The Bank of England has sketched plans for a revamped real-time gross settlement (RTGS) system, launching a consultation on September 16.
The central bank plans to undertake a "comprehensive rebuild" of the underlying technology, in the process retaining core functions and resilience, but designing a system it hopes will have the flexibility to keep up with the fast-moving payments market.
Broader access, higher resilience, improved interoperability with other systems and a wider range of functions available to users are the main goals.
The BoE has spent the year in talks with industry groups, which stressed the primary goal of the rebuild must be to maintain resilience. Many of the core functions are still fit for purpose, stakeholders say, but the system is nearly 20 years old, and an outage in October 2014 highlighted the need for a rethink.
On an average day, the system processes funds worth a third of the UK's annual GDP, with the high-value payment system Chaps and securities settlement system Crest accounting for the vast majority of the roughly £500 billion ($655 billion) daily value.
Breakdowns are clearly costly, and the BoE plans to retain its current system of having three settlement platforms at different sites, one of them a completely different design, in case of problems.
It also plans to further strengthen the system by basing it specifically on a "resilience framework" that stresses the "primacy" of data integrity, and by adding a new messaging channel.
The new system will offer direct access to a wider range of payments providers, and will be designed to be interoperable with new forms of payment infrastructure, such as distributed ledgers.
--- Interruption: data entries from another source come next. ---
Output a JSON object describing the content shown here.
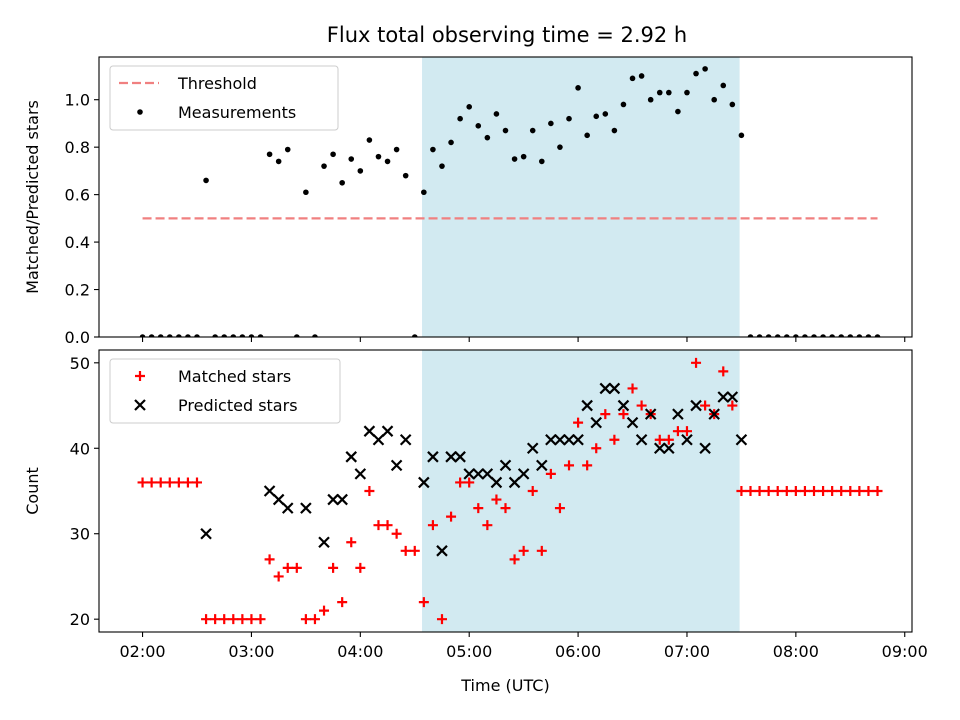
{
  "title": "Flux total observing time = 2.92 h",
  "colors": {
    "threshold": "#f08080",
    "measurements": "#000000",
    "matched": "#ff0000",
    "predicted": "#000000",
    "observing_window": "#add8e6"
  },
  "chart_data": [
    {
      "type": "scatter",
      "ylabel": "Matched/Predicted stars",
      "ylim": [
        0,
        1.18
      ],
      "xlim": [
        "01:36",
        "09:04"
      ],
      "yticks": [
        "0.0",
        "0.2",
        "0.4",
        "0.6",
        "0.8",
        "1.0"
      ],
      "shaded_interval": [
        "04:34",
        "07:29"
      ],
      "legend": {
        "placement": "top-left",
        "entries": [
          "Threshold",
          "Measurements"
        ]
      },
      "threshold": {
        "name": "Threshold",
        "value": 0.5,
        "x_range": [
          "02:00",
          "08:45"
        ],
        "style": "dashed"
      },
      "series": [
        {
          "name": "Measurements",
          "points": [
            [
              "02:00",
              0
            ],
            [
              "02:05",
              0
            ],
            [
              "02:10",
              0
            ],
            [
              "02:15",
              0
            ],
            [
              "02:20",
              0
            ],
            [
              "02:25",
              0
            ],
            [
              "02:30",
              0
            ],
            [
              "02:35",
              0.66
            ],
            [
              "02:40",
              0
            ],
            [
              "02:45",
              0
            ],
            [
              "02:50",
              0
            ],
            [
              "02:55",
              0
            ],
            [
              "03:00",
              0
            ],
            [
              "03:05",
              0
            ],
            [
              "03:10",
              0.77
            ],
            [
              "03:15",
              0.74
            ],
            [
              "03:20",
              0.79
            ],
            [
              "03:25",
              0
            ],
            [
              "03:30",
              0.61
            ],
            [
              "03:35",
              0
            ],
            [
              "03:40",
              0.72
            ],
            [
              "03:45",
              0.77
            ],
            [
              "03:50",
              0.65
            ],
            [
              "03:55",
              0.75
            ],
            [
              "04:00",
              0.7
            ],
            [
              "04:05",
              0.83
            ],
            [
              "04:10",
              0.76
            ],
            [
              "04:15",
              0.74
            ],
            [
              "04:20",
              0.79
            ],
            [
              "04:25",
              0.68
            ],
            [
              "04:30",
              0
            ],
            [
              "04:35",
              0.61
            ],
            [
              "04:40",
              0.79
            ],
            [
              "04:45",
              0.72
            ],
            [
              "04:50",
              0.82
            ],
            [
              "04:55",
              0.92
            ],
            [
              "05:00",
              0.97
            ],
            [
              "05:05",
              0.89
            ],
            [
              "05:10",
              0.84
            ],
            [
              "05:15",
              0.94
            ],
            [
              "05:20",
              0.87
            ],
            [
              "05:25",
              0.75
            ],
            [
              "05:30",
              0.76
            ],
            [
              "05:35",
              0.87
            ],
            [
              "05:40",
              0.74
            ],
            [
              "05:45",
              0.9
            ],
            [
              "05:50",
              0.8
            ],
            [
              "05:55",
              0.92
            ],
            [
              "06:00",
              1.05
            ],
            [
              "06:05",
              0.85
            ],
            [
              "06:10",
              0.93
            ],
            [
              "06:15",
              0.94
            ],
            [
              "06:20",
              0.87
            ],
            [
              "06:25",
              0.98
            ],
            [
              "06:30",
              1.09
            ],
            [
              "06:35",
              1.1
            ],
            [
              "06:40",
              1.0
            ],
            [
              "06:45",
              1.03
            ],
            [
              "06:50",
              1.03
            ],
            [
              "06:55",
              0.95
            ],
            [
              "07:00",
              1.03
            ],
            [
              "07:05",
              1.11
            ],
            [
              "07:10",
              1.13
            ],
            [
              "07:15",
              1.0
            ],
            [
              "07:20",
              1.06
            ],
            [
              "07:25",
              0.98
            ],
            [
              "07:30",
              0.85
            ],
            [
              "07:35",
              0
            ],
            [
              "07:40",
              0
            ],
            [
              "07:45",
              0
            ],
            [
              "07:50",
              0
            ],
            [
              "07:55",
              0
            ],
            [
              "08:00",
              0
            ],
            [
              "08:05",
              0
            ],
            [
              "08:10",
              0
            ],
            [
              "08:15",
              0
            ],
            [
              "08:20",
              0
            ],
            [
              "08:25",
              0
            ],
            [
              "08:30",
              0
            ],
            [
              "08:35",
              0
            ],
            [
              "08:40",
              0
            ],
            [
              "08:45",
              0
            ]
          ]
        }
      ]
    },
    {
      "type": "scatter",
      "xlabel": "Time (UTC)",
      "ylabel": "Count",
      "ylim": [
        18.5,
        51.5
      ],
      "xlim": [
        "01:36",
        "09:04"
      ],
      "xticks": [
        "02:00",
        "03:00",
        "04:00",
        "05:00",
        "06:00",
        "07:00",
        "08:00",
        "09:00"
      ],
      "yticks": [
        "20",
        "30",
        "40",
        "50"
      ],
      "shaded_interval": [
        "04:34",
        "07:29"
      ],
      "legend": {
        "placement": "top-left",
        "entries": [
          "Matched stars",
          "Predicted stars"
        ]
      },
      "series": [
        {
          "name": "Matched stars",
          "marker": "plus",
          "points": [
            [
              "02:00",
              36
            ],
            [
              "02:05",
              36
            ],
            [
              "02:10",
              36
            ],
            [
              "02:15",
              36
            ],
            [
              "02:20",
              36
            ],
            [
              "02:25",
              36
            ],
            [
              "02:30",
              36
            ],
            [
              "02:35",
              20
            ],
            [
              "02:40",
              20
            ],
            [
              "02:45",
              20
            ],
            [
              "02:50",
              20
            ],
            [
              "02:55",
              20
            ],
            [
              "03:00",
              20
            ],
            [
              "03:05",
              20
            ],
            [
              "03:10",
              27
            ],
            [
              "03:15",
              25
            ],
            [
              "03:20",
              26
            ],
            [
              "03:25",
              26
            ],
            [
              "03:30",
              20
            ],
            [
              "03:35",
              20
            ],
            [
              "03:40",
              21
            ],
            [
              "03:45",
              26
            ],
            [
              "03:50",
              22
            ],
            [
              "03:55",
              29
            ],
            [
              "04:00",
              26
            ],
            [
              "04:05",
              35
            ],
            [
              "04:10",
              31
            ],
            [
              "04:15",
              31
            ],
            [
              "04:20",
              30
            ],
            [
              "04:25",
              28
            ],
            [
              "04:30",
              28
            ],
            [
              "04:35",
              22
            ],
            [
              "04:40",
              31
            ],
            [
              "04:45",
              20
            ],
            [
              "04:50",
              32
            ],
            [
              "04:55",
              36
            ],
            [
              "05:00",
              36
            ],
            [
              "05:05",
              33
            ],
            [
              "05:10",
              31
            ],
            [
              "05:15",
              34
            ],
            [
              "05:20",
              33
            ],
            [
              "05:25",
              27
            ],
            [
              "05:30",
              28
            ],
            [
              "05:35",
              35
            ],
            [
              "05:40",
              28
            ],
            [
              "05:45",
              37
            ],
            [
              "05:50",
              33
            ],
            [
              "05:55",
              38
            ],
            [
              "06:00",
              43
            ],
            [
              "06:05",
              38
            ],
            [
              "06:10",
              40
            ],
            [
              "06:15",
              44
            ],
            [
              "06:20",
              41
            ],
            [
              "06:25",
              44
            ],
            [
              "06:30",
              47
            ],
            [
              "06:35",
              45
            ],
            [
              "06:40",
              44
            ],
            [
              "06:45",
              41
            ],
            [
              "06:50",
              41
            ],
            [
              "06:55",
              42
            ],
            [
              "07:00",
              42
            ],
            [
              "07:05",
              50
            ],
            [
              "07:10",
              45
            ],
            [
              "07:15",
              44
            ],
            [
              "07:20",
              49
            ],
            [
              "07:25",
              45
            ],
            [
              "07:30",
              35
            ],
            [
              "07:35",
              35
            ],
            [
              "07:40",
              35
            ],
            [
              "07:45",
              35
            ],
            [
              "07:50",
              35
            ],
            [
              "07:55",
              35
            ],
            [
              "08:00",
              35
            ],
            [
              "08:05",
              35
            ],
            [
              "08:10",
              35
            ],
            [
              "08:15",
              35
            ],
            [
              "08:20",
              35
            ],
            [
              "08:25",
              35
            ],
            [
              "08:30",
              35
            ],
            [
              "08:35",
              35
            ],
            [
              "08:40",
              35
            ],
            [
              "08:45",
              35
            ]
          ]
        },
        {
          "name": "Predicted stars",
          "marker": "x",
          "points": [
            [
              "02:35",
              30
            ],
            [
              "03:10",
              35
            ],
            [
              "03:15",
              34
            ],
            [
              "03:20",
              33
            ],
            [
              "03:30",
              33
            ],
            [
              "03:40",
              29
            ],
            [
              "03:45",
              34
            ],
            [
              "03:50",
              34
            ],
            [
              "03:55",
              39
            ],
            [
              "04:00",
              37
            ],
            [
              "04:05",
              42
            ],
            [
              "04:10",
              41
            ],
            [
              "04:15",
              42
            ],
            [
              "04:20",
              38
            ],
            [
              "04:25",
              41
            ],
            [
              "04:35",
              36
            ],
            [
              "04:40",
              39
            ],
            [
              "04:45",
              28
            ],
            [
              "04:50",
              39
            ],
            [
              "04:55",
              39
            ],
            [
              "05:00",
              37
            ],
            [
              "05:05",
              37
            ],
            [
              "05:10",
              37
            ],
            [
              "05:15",
              36
            ],
            [
              "05:20",
              38
            ],
            [
              "05:25",
              36
            ],
            [
              "05:30",
              37
            ],
            [
              "05:35",
              40
            ],
            [
              "05:40",
              38
            ],
            [
              "05:45",
              41
            ],
            [
              "05:50",
              41
            ],
            [
              "05:55",
              41
            ],
            [
              "06:00",
              41
            ],
            [
              "06:05",
              45
            ],
            [
              "06:10",
              43
            ],
            [
              "06:15",
              47
            ],
            [
              "06:20",
              47
            ],
            [
              "06:25",
              45
            ],
            [
              "06:30",
              43
            ],
            [
              "06:35",
              41
            ],
            [
              "06:40",
              44
            ],
            [
              "06:45",
              40
            ],
            [
              "06:50",
              40
            ],
            [
              "06:55",
              44
            ],
            [
              "07:00",
              41
            ],
            [
              "07:05",
              45
            ],
            [
              "07:10",
              40
            ],
            [
              "07:15",
              44
            ],
            [
              "07:20",
              46
            ],
            [
              "07:25",
              46
            ],
            [
              "07:30",
              41
            ]
          ]
        }
      ]
    }
  ]
}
ISO 20022 messaging will add further possibilities for connecting to other payment systems worldwide.
Over the years, the BoE has added new functions to the RTGS system, such as the introduction of "prefunding" in central bank money, and the creation of a liquidity saving mechanism, which uses algorithms to match offsetting payments, reducing intraday liquidity needs by around 20%.
The central bank plans to retain these features, while potential new functionality includes "near or true" 24-7 operations, access to richer payments and liquidity data, a tool for tracking RTGS payments, forward-dated payment submissions, and greater clarity on the liquidity saving mechanism's "queue".
The BoE will claim back the cost of the rebuild by temporarily raising fees for the system's users. It plans to reach final decisions on the shape of the system, notably areas such as the approach to cyber security, after the consultation closes in November, with a timetable to be agreed next year, and final delivery tentatively set for 2020.
Andrew Hauser, the BoE's executive director for banking, payments and financial resilience, says: "Taken together with prospective reforms to retail payments underway in the industry, these changes are designed to keep the UK payments infrastructure at the leading edge globally, whilst underscoring our commitment to maintaining stability and confidence."